How many tears before friends run out of Kleenexes and platitudes? Actually, I’ll take the tissues, but you can keep your platitudes. How many tears before the church gets flooded?

Just as there is no specified time limit on grief–so they say– I don’t think there should be a specified number of tears. I hope. I’ve spent nearly a year crying my way through Sunday services. Frankly, I’m tired of it. But every time I walk into church, my eyes begin to water.

I spent the first 6 or 7 months trying unsuccessfully to hide my tears. I alternated between fleeing to the restroom and hoping someone–anyone–would care enough to notice.

Then I went to a different church, but that’s a story for another post. When my eyes begin to well up, people I don’t even know surround me with their arms, prayers, and encouragement! It’s been healing.

People say I shouldn’t be embarrassed by my tears. But I am. Why? I’m not sure.

I thought I’d take a look at what God says about tears and crying. According to my trusty NIV Study Bible, there are 9 references to tear/s and 22 references to cry/cried. Twenty-seven is not a huge number; most of the cry/cried verses are talking about calling out to God for help in some situation as opposed to actual tears. But it’s enough to make me realize that God notices when my tears fall. He hears me when I cry, with or without actual words.

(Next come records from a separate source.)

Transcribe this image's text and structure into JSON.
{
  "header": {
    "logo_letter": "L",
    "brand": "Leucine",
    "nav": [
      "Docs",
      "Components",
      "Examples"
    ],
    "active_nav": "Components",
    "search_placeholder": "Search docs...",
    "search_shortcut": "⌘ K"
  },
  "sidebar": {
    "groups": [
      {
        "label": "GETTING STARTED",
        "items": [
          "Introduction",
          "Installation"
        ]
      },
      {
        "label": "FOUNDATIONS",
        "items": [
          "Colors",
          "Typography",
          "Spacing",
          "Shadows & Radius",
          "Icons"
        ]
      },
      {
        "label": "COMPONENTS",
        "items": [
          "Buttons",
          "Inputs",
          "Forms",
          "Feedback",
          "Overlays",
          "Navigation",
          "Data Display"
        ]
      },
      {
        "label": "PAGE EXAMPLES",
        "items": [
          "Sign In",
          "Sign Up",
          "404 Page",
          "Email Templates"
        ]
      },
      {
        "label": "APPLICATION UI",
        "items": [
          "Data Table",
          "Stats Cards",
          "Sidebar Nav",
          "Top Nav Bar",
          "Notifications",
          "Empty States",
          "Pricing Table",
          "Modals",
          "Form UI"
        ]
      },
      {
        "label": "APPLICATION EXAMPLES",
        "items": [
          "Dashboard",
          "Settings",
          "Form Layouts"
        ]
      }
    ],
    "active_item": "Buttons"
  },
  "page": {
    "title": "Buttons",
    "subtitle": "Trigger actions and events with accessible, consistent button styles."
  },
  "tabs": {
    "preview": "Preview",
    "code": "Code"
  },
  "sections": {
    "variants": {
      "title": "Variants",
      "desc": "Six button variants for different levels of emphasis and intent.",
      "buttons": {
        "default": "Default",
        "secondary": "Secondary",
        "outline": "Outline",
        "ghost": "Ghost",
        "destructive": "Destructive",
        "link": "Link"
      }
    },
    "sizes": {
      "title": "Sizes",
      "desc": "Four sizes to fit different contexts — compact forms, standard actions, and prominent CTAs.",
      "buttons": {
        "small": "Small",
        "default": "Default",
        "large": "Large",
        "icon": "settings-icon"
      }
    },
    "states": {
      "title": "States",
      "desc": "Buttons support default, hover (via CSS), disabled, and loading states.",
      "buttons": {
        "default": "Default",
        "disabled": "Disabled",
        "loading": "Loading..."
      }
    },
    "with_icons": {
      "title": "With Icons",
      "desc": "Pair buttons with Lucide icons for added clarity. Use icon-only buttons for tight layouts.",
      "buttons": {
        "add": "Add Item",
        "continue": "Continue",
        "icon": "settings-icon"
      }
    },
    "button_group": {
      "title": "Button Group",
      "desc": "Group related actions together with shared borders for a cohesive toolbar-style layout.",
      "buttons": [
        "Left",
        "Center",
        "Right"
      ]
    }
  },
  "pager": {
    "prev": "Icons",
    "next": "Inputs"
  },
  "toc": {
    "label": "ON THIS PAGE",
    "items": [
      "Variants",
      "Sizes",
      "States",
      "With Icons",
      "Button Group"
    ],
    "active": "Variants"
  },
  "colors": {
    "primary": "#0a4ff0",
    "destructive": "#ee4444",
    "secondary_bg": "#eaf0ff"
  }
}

Nothing in Scripture seems to indicate that anyone’s tears will stop flowing before Heaven, so I should probably buy stock in Kleenex. John does promise in Revelation that Jesus Himself will wipe away our tears though. That’s a day I’m looking forward to!

In the interim, I’ll probably cry in church tomorrow. My friends may run out of tissues, and the church may overflow with tears, but that’s okay because the Savior hears my cries for healing, and the King of Kings will offer me something better than Kleenexes.

How many tears does it take? I think I should stop keeping track.